# Equivalent Pipelines in sktime and skforecast

[Sktime](https://www.sktime.org), a well-known forecasting library, provides functionality to apply transformations to both the target variable and exogenous variables using two distinct classes:

- `TransformedTargetForecaster`: Applies the specified transformations to the target series.

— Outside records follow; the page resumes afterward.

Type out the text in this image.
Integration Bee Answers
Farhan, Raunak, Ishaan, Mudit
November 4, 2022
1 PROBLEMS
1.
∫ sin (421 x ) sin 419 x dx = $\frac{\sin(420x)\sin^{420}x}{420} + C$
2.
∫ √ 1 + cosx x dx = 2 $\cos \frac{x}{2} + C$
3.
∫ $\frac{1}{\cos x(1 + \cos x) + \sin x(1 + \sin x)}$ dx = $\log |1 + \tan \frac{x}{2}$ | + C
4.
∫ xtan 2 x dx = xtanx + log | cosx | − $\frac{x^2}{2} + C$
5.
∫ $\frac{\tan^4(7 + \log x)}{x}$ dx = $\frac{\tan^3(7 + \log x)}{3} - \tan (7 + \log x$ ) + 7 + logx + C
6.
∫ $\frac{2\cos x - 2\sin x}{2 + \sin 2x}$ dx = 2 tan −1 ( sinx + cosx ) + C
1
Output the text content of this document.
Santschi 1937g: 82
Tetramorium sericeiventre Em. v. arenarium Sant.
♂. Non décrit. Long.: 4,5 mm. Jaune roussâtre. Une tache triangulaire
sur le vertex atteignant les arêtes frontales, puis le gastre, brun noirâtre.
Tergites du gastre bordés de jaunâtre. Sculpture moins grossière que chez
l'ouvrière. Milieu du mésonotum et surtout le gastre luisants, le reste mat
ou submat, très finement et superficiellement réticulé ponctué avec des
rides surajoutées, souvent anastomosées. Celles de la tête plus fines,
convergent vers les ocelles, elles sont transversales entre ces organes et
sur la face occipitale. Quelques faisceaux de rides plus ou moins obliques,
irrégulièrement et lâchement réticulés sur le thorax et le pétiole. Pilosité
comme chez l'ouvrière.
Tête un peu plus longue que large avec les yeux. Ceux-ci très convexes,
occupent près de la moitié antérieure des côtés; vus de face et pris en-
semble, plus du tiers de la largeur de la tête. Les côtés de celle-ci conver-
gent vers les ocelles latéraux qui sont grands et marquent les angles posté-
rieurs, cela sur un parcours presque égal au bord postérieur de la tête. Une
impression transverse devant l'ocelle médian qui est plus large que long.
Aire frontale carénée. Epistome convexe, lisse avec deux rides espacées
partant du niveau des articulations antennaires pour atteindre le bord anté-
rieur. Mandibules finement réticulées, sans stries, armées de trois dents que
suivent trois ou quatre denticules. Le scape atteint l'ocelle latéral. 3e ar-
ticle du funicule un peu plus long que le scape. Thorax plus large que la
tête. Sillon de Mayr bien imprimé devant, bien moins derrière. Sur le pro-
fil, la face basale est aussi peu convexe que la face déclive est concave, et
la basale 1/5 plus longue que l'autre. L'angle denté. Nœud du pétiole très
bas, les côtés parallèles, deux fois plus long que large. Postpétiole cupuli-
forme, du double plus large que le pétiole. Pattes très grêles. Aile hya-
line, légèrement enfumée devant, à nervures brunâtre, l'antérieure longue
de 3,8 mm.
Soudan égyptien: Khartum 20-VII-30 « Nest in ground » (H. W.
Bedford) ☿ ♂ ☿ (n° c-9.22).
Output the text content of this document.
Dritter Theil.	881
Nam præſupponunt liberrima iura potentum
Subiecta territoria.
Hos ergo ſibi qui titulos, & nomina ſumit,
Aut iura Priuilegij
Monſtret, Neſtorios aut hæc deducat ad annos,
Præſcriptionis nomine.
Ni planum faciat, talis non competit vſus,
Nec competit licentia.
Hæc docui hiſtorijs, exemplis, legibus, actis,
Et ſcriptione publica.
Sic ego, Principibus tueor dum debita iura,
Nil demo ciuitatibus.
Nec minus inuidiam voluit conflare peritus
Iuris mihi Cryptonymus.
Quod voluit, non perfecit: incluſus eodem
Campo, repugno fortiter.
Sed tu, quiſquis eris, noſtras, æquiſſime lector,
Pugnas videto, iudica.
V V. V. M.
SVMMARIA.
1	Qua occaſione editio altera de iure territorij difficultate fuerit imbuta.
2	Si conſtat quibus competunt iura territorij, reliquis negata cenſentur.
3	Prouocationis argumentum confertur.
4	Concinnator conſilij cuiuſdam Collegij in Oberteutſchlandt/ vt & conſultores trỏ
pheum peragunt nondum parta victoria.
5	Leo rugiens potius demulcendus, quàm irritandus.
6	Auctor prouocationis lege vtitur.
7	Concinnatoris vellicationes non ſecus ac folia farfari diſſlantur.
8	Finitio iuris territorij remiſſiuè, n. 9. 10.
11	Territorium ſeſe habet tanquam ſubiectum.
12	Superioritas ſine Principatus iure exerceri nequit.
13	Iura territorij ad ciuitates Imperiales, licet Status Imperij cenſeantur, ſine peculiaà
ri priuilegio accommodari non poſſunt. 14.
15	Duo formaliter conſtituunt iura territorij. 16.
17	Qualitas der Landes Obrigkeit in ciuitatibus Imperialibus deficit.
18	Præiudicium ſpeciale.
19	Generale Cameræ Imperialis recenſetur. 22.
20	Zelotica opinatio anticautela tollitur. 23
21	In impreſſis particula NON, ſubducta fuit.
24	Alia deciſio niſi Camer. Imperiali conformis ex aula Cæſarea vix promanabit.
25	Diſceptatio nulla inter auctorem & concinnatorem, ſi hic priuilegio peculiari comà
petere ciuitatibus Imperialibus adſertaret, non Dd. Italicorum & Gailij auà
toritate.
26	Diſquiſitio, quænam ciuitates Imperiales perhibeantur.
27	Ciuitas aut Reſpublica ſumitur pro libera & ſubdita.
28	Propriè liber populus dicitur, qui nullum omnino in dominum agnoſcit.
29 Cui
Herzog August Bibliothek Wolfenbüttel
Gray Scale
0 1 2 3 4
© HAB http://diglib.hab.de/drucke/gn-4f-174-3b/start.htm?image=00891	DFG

- `ForecastingPipeline`: Applies the specified transformations to the exogenous variables before passing them to the forecaster.

Similarly, [Skforecast](https://www.skforecast.org) supports transformations for both the target variable and exogenous variables through the following arguments present in all forecasters:

- `transformer_y`: Applies the specified transformations (single transformer or a sklearn pipeline with multiple transformers) to the target variable.

- `transformer_exog`: Applies the specified transformations (single transformer or a sklearn pipeline with multiple transformers) to the exogenous variables.

- `transformer_series`: Equivalent to `transformer_y` in multi-series forecasters.

The following document provides a side-by-side comparison of equivalent code in **Sktime** and **Skforecast** for applying transformations to the target variable and exogenous variables.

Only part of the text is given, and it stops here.